Whereas risk premia are always statistically significant in January for groups of 30 and 90 securities, factor loadings are priced in 60 percent (18 out of 30) and 90 percent (9 out of 10) of groups respectively when residual standard deviation is incorporated as an additional
explanatory factor. Reported t-statistics indicate that the residual standard deviation by itself is statistically significant in more than half of the groups, regardless of size. Such results are concerning; if loadings on APT factors, which are assumed to capture systematic risk fail to explain expected returns and if factors that proxy for idiosyncratic risk are priced, then this suggests that the APT framework’s assumption that systematic risk is the only risk category that is important for explaining returns may not be valid (Dhrymes et al., 1985).
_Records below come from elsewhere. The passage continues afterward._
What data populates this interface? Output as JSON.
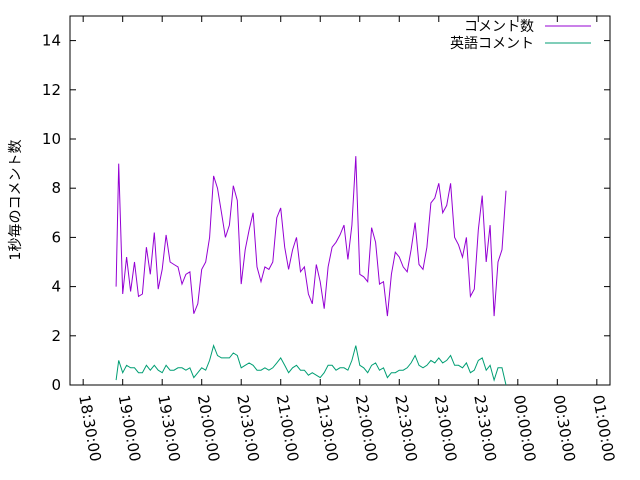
{
  "chart_data": {
    "type": "line",
    "title": "",
    "xlabel": "",
    "ylabel": "1秒毎のコメント数",
    "xlim": [
      "18:20:00",
      "01:10:00"
    ],
    "ylim": [
      0,
      15
    ],
    "x_ticks": [
      "18:30:00",
      "19:00:00",
      "19:30:00",
      "20:00:00",
      "20:30:00",
      "21:00:00",
      "21:30:00",
      "22:00:00",
      "22:30:00",
      "23:00:00",
      "23:30:00",
      "00:00:00",
      "00:30:00",
      "01:00:00"
    ],
    "y_ticks": [
      0,
      2,
      4,
      6,
      8,
      10,
      12,
      14
    ],
    "legend_position": "top-right",
    "grid": false,
    "series": [
      {
        "name": "コメント数",
        "color": "#9400d3",
        "points": [
          [
            "18:55:00",
            4.0
          ],
          [
            "18:57:00",
            9.0
          ],
          [
            "19:00:00",
            3.7
          ],
          [
            "19:03:00",
            5.2
          ],
          [
            "19:06:00",
            3.8
          ],
          [
            "19:09:00",
            5.0
          ],
          [
            "19:12:00",
            3.6
          ],
          [
            "19:15:00",
            3.7
          ],
          [
            "19:18:00",
            5.6
          ],
          [
            "19:21:00",
            4.5
          ],
          [
            "19:24:00",
            6.2
          ],
          [
            "19:27:00",
            3.9
          ],
          [
            "19:30:00",
            4.7
          ],
          [
            "19:33:00",
            6.1
          ],
          [
            "19:36:00",
            5.0
          ],
          [
            "19:39:00",
            4.9
          ],
          [
            "19:42:00",
            4.8
          ],
          [
            "19:45:00",
            4.1
          ],
          [
            "19:48:00",
            4.5
          ],
          [
            "19:51:00",
            4.6
          ],
          [
            "19:54:00",
            2.9
          ],
          [
            "19:57:00",
            3.3
          ],
          [
            "20:00:00",
            4.7
          ],
          [
            "20:03:00",
            5.0
          ],
          [
            "20:06:00",
            6.0
          ],
          [
            "20:09:00",
            8.5
          ],
          [
            "20:12:00",
            8.0
          ],
          [
            "20:15:00",
            7.0
          ],
          [
            "20:18:00",
            6.0
          ],
          [
            "20:21:00",
            6.5
          ],
          [
            "20:24:00",
            8.1
          ],
          [
            "20:27:00",
            7.5
          ],
          [
            "20:30:00",
            4.1
          ],
          [
            "20:33:00",
            5.5
          ],
          [
            "20:36:00",
            6.3
          ],
          [
            "20:39:00",
            7.0
          ],
          [
            "20:42:00",
            4.8
          ],
          [
            "20:45:00",
            4.2
          ],
          [
            "20:48:00",
            4.8
          ],
          [
            "20:51:00",
            4.7
          ],
          [
            "20:54:00",
            5.0
          ],
          [
            "20:57:00",
            6.8
          ],
          [
            "21:00:00",
            7.2
          ],
          [
            "21:03:00",
            5.6
          ],
          [
            "21:06:00",
            4.7
          ],
          [
            "21:09:00",
            5.5
          ],
          [
            "21:12:00",
            6.0
          ],
          [
            "21:15:00",
            4.6
          ],
          [
            "21:18:00",
            4.8
          ],
          [
            "21:21:00",
            3.7
          ],
          [
            "21:24:00",
            3.3
          ],
          [
            "21:27:00",
            4.9
          ],
          [
            "21:30:00",
            4.2
          ],
          [
            "21:33:00",
            3.1
          ],
          [
            "21:36:00",
            4.8
          ],
          [
            "21:39:00",
            5.6
          ],
          [
            "21:42:00",
            5.8
          ],
          [
            "21:45:00",
            6.1
          ],
          [
            "21:48:00",
            6.5
          ],
          [
            "21:51:00",
            5.1
          ],
          [
            "21:54:00",
            6.5
          ],
          [
            "21:57:00",
            9.3
          ],
          [
            "22:00:00",
            4.5
          ],
          [
            "22:03:00",
            4.4
          ],
          [
            "22:06:00",
            4.2
          ],
          [
            "22:09:00",
            6.4
          ],
          [
            "22:12:00",
            5.8
          ],
          [
            "22:15:00",
            4.1
          ],
          [
            "22:18:00",
            4.2
          ],
          [
            "22:21:00",
            2.8
          ],
          [
            "22:24:00",
            4.5
          ],
          [
            "22:27:00",
            5.4
          ],
          [
            "22:30:00",
            5.2
          ],
          [
            "22:33:00",
            4.8
          ],
          [
            "22:36:00",
            4.6
          ],
          [
            "22:39:00",
            5.5
          ],
          [
            "22:42:00",
            6.6
          ],
          [
            "22:45:00",
            4.9
          ],
          [
            "22:48:00",
            4.7
          ],
          [
            "22:51:00",
            5.6
          ],
          [
            "22:54:00",
            7.4
          ],
          [
            "22:57:00",
            7.6
          ],
          [
            "23:00:00",
            8.2
          ],
          [
            "23:03:00",
            7.0
          ],
          [
            "23:06:00",
            7.3
          ],
          [
            "23:09:00",
            8.2
          ],
          [
            "23:12:00",
            6.0
          ],
          [
            "23:15:00",
            5.7
          ],
          [
            "23:18:00",
            5.2
          ],
          [
            "23:21:00",
            6.0
          ],
          [
            "23:24:00",
            3.6
          ],
          [
            "23:27:00",
            3.9
          ],
          [
            "23:30:00",
            6.3
          ],
          [
            "23:33:00",
            7.7
          ],
          [
            "23:36:00",
            5.0
          ],
          [
            "23:39:00",
            6.5
          ],
          [
            "23:42:00",
            2.8
          ],
          [
            "23:45:00",
            5.0
          ],
          [
            "23:48:00",
            5.5
          ],
          [
            "23:51:00",
            7.9
          ]
        ]
      },
      {
        "name": "英語コメント",
        "color": "#009e73",
        "points": [
          [
            "18:55:00",
            0.2
          ],
          [
            "18:57:00",
            1.0
          ],
          [
            "19:00:00",
            0.5
          ],
          [
            "19:03:00",
            0.8
          ],
          [
            "19:06:00",
            0.7
          ],
          [
            "19:09:00",
            0.7
          ],
          [
            "19:12:00",
            0.5
          ],
          [
            "19:15:00",
            0.5
          ],
          [
            "19:18:00",
            0.8
          ],
          [
            "19:21:00",
            0.6
          ],
          [
            "19:24:00",
            0.8
          ],
          [
            "19:27:00",
            0.6
          ],
          [
            "19:30:00",
            0.5
          ],
          [
            "19:33:00",
            0.8
          ],
          [
            "19:36:00",
            0.6
          ],
          [
            "19:39:00",
            0.6
          ],
          [
            "19:42:00",
            0.7
          ],
          [
            "19:45:00",
            0.7
          ],
          [
            "19:48:00",
            0.6
          ],
          [
            "19:51:00",
            0.7
          ],
          [
            "19:54:00",
            0.3
          ],
          [
            "19:57:00",
            0.5
          ],
          [
            "20:00:00",
            0.7
          ],
          [
            "20:03:00",
            0.6
          ],
          [
            "20:06:00",
            1.0
          ],
          [
            "20:09:00",
            1.6
          ],
          [
            "20:12:00",
            1.2
          ],
          [
            "20:15:00",
            1.1
          ],
          [
            "20:18:00",
            1.1
          ],
          [
            "20:21:00",
            1.1
          ],
          [
            "20:24:00",
            1.3
          ],
          [
            "20:27:00",
            1.2
          ],
          [
            "20:30:00",
            0.7
          ],
          [
            "20:33:00",
            0.8
          ],
          [
            "20:36:00",
            0.9
          ],
          [
            "20:39:00",
            0.8
          ],
          [
            "20:42:00",
            0.6
          ],
          [
            "20:45:00",
            0.6
          ],
          [
            "20:48:00",
            0.7
          ],
          [
            "20:51:00",
            0.6
          ],
          [
            "20:54:00",
            0.7
          ],
          [
            "20:57:00",
            0.9
          ],
          [
            "21:00:00",
            1.1
          ],
          [
            "21:03:00",
            0.8
          ],
          [
            "21:06:00",
            0.5
          ],
          [
            "21:09:00",
            0.7
          ],
          [
            "21:12:00",
            0.8
          ],
          [
            "21:15:00",
            0.6
          ],
          [
            "21:18:00",
            0.6
          ],
          [
            "21:21:00",
            0.4
          ],
          [
            "21:24:00",
            0.5
          ],
          [
            "21:27:00",
            0.4
          ],
          [
            "21:30:00",
            0.3
          ],
          [
            "21:33:00",
            0.5
          ],
          [
            "21:36:00",
            0.8
          ],
          [
            "21:39:00",
            0.8
          ],
          [
            "21:42:00",
            0.6
          ],
          [
            "21:45:00",
            0.7
          ],
          [
            "21:48:00",
            0.7
          ],
          [
            "21:51:00",
            0.6
          ],
          [
            "21:54:00",
            1.0
          ],
          [
            "21:57:00",
            1.6
          ],
          [
            "22:00:00",
            0.8
          ],
          [
            "22:03:00",
            0.7
          ],
          [
            "22:06:00",
            0.5
          ],
          [
            "22:09:00",
            0.8
          ],
          [
            "22:12:00",
            0.9
          ],
          [
            "22:15:00",
            0.6
          ],
          [
            "22:18:00",
            0.7
          ],
          [
            "22:21:00",
            0.3
          ],
          [
            "22:24:00",
            0.5
          ],
          [
            "22:27:00",
            0.5
          ],
          [
            "22:30:00",
            0.6
          ],
          [
            "22:33:00",
            0.6
          ],
          [
            "22:36:00",
            0.7
          ],
          [
            "22:39:00",
            0.9
          ],
          [
            "22:42:00",
            1.2
          ],
          [
            "22:45:00",
            0.8
          ],
          [
            "22:48:00",
            0.7
          ],
          [
            "22:51:00",
            0.8
          ],
          [
            "22:54:00",
            1.0
          ],
          [
            "22:57:00",
            0.9
          ],
          [
            "23:00:00",
            1.1
          ],
          [
            "23:03:00",
            0.9
          ],
          [
            "23:06:00",
            1.0
          ],
          [
            "23:09:00",
            1.2
          ],
          [
            "23:12:00",
            0.8
          ],
          [
            "23:15:00",
            0.8
          ],
          [
            "23:18:00",
            0.7
          ],
          [
            "23:21:00",
            0.9
          ],
          [
            "23:24:00",
            0.5
          ],
          [
            "23:27:00",
            0.6
          ],
          [
            "23:30:00",
            1.0
          ],
          [
            "23:33:00",
            1.1
          ],
          [
            "23:36:00",
            0.6
          ],
          [
            "23:39:00",
            0.8
          ],
          [
            "23:42:00",
            0.2
          ],
          [
            "23:45:00",
            0.7
          ],
          [
            "23:48:00",
            0.7
          ],
          [
            "23:51:00",
            0.0
          ]
        ]
      }
    ]
  }
}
Perhaps the most notable criticism is that the APT is a complete generalization and does not identify the risk factors that characterize the return generating process (Burmeister et al., 1994). This limitation is widely recognized in the literature. Kandir (2008) states that a major criticism of the APT framework is that the framework derives factors statistically and does not identify them. Priestley (1996) suggests that factor analytic and principal component techniques make estimated risk premia uninterpretable. Brown and Reilly (2009) state that the APT framework does not identify the factors that describe returns and note that this is considered to be the primary shortcoming of the APT. Without knowing the identity of factors, it is impossible to determine which factors drive returns and to meaningfully interpret risk premia (Kandir, 2008). Dhrymes et al. (1984) are more forthcoming in their criticism of the APT and argue that without knowing the economic meaning of the factors, it is difficult to determine how the empirical application of the APT framework is useful for predictive and explanatory purposes. This contrasts with the CAPM framework, which identifies the market proxy as the single risk factor and therefore, makes the CAPM and the underlying single-factor model easier to apply once a suitable market proxy has been identified (Brown &
Reilly, 2009). Roll and Ross (1980) note this shortcoming in their empirical investigation of the APT and argue that further research should be undertaken to determine the identity of the underlying factors. It is suggested that if there are a few systematic sources of risk, these are likely to be related to economic aggregates such as the GNP and interest rates. It is further argued that factors that have explanatory power for returns should be considered as substitutes for the unidentified factors. The authors go onto state that the formulation of the linear factor model within the APT framework motivates for further research into the theoretical and empirical structure of the model so as to better understand which systematic factors drive returns. The need to interpret unidentified systematic risk factors is recognized by Chen (1983) as the most important direction of further research.